Yesterday, at the 16th annual Wharton Leadership Conference, I was lucky enough to hear musings from Adam Bryant, senior editor for features at the New York Times, where he not only leads a team of reporters but also authors the popular “Corner Office” column in the Sunday business section and online — a recurring piece that he first began writing in 2009.
When he started interviewing leaders of the world’s largest, most successful organizations, he decided he wasn’t going to ask them simply about their business strategy. He began asking broad, open-ended questions about the most important leadership roles they’ve learned throughout their life. “We have to make sense of leadership for ourselves,” he said. ”I started asking why some people get promoted over others time and time again. This is what separates leaders, from what I’ve learned, and I believe these qualitites are truly useful in any context.” They are:
- Passionate curiosity – ”A deep sense of engagement with the world, how things can be made to work better, these two words are greater than the sum of their parts”
- Battle-hardened confidence — “Track record for tackling adversity, these people know things are going to come out fine”
- Team smarts — “The organizational equivalent of street smarts, you know who to talk to to get things done”

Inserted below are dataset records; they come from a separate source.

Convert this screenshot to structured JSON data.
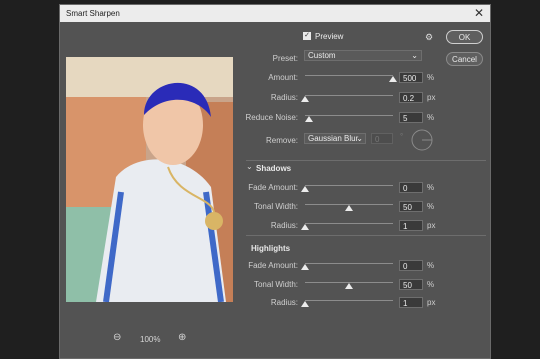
{
  "window": {
    "title": "Smart Sharpen",
    "close_glyph": "✕"
  },
  "preview": {
    "checked": true,
    "label": "Preview",
    "check_glyph": "✓"
  },
  "gear_glyph": "⚙",
  "buttons": {
    "ok": "OK",
    "cancel": "Cancel"
  },
  "preset": {
    "label": "Preset:",
    "value": "Custom"
  },
  "sharpen": [
    {
      "label": "Amount:",
      "value": "500",
      "unit": "%",
      "level": 1.0
    },
    {
      "label": "Radius:",
      "value": "0.2",
      "unit": "px",
      "level": 0.0
    },
    {
      "label": "Reduce Noise:",
      "value": "5",
      "unit": "%",
      "level": 0.05
    }
  ],
  "remove": {
    "label": "Remove:",
    "value": "Gaussian Blur",
    "angle": "0",
    "degree_sign": "°"
  },
  "shadows": {
    "title": "Shadows",
    "rows": [
      {
        "label": "Fade Amount:",
        "value": "0",
        "unit": "%",
        "level": 0.0
      },
      {
        "label": "Tonal Width:",
        "value": "50",
        "unit": "%",
        "level": 0.5
      },
      {
        "label": "Radius:",
        "value": "1",
        "unit": "px",
        "level": 0.0
      }
    ]
  },
  "highlights": {
    "title": "Highlights",
    "rows": [
      {
        "label": "Fade Amount:",
        "value": "0",
        "unit": "%",
        "level": 0.0
      },
      {
        "label": "Tonal Width:",
        "value": "50",
        "unit": "%",
        "level": 0.5
      },
      {
        "label": "Radius:",
        "value": "1",
        "unit": "px",
        "level": 0.0
      }
    ]
  },
  "zoom": {
    "level": "100%",
    "zoom_out_glyph": "⊖",
    "zoom_in_glyph": "⊕"
  },
  "colors": {
    "dialog_bg": "#535353",
    "accent_white": "#ececec"
  }
}
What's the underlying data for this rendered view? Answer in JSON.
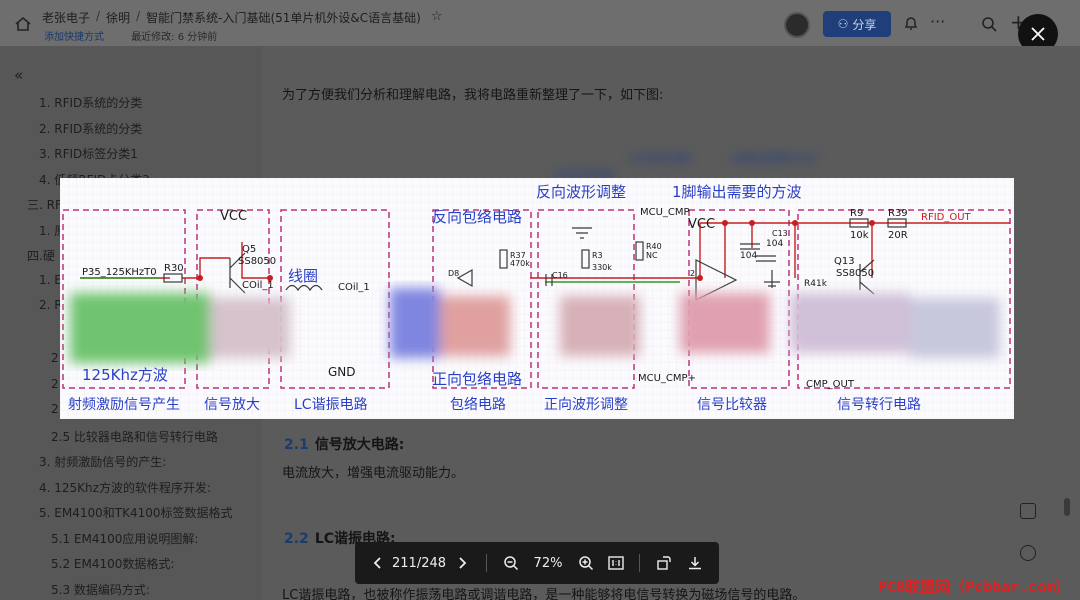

- A simple mindset — “Refers to the ability to take the ocean of data we all have at our fingertips and distill it down to the one, two or three things that are important”
- Fearlessness — “Some CEOs take a lower-rung job to run a smaller division so they could learn more”
Bryant also discussed some unique interview questions that these CEOs at different companies adhere to, including:
Zappos: What is the biggest misperception that people have about you?
“I think the biggest one is that I’m pretty insanely competitive, but it turns out that that question is just the setup for the punch line, which is ‘what’s the difference between misperception and perception?’”
Google: On a scale of 1-10, how weird are you?
We’re all weird to some degree. i like this question. it signals to job candidates that everybody’s weird and we want to bring that weird here — not too much, but some. if someone screams 12, you can move on.
ING Direct: There are five animals (rabbit, lion, cow, horse and monkey) and you’re about to go on a journey but you have to leave one behind. Which one do you chose?
“According to the test, each animal stands for something, and apparently this test tells you about the person you’re interviewing,” Bryant said. ”I chose rabbit, and the guy I was interviewing for the column said that rabbit stands for love, meaning I’d be willing to work for three weeks straight and make it up to my family later on. My wife read it when it came out. And, well, it’s kind of hard to claim you were misquoted in your own article.”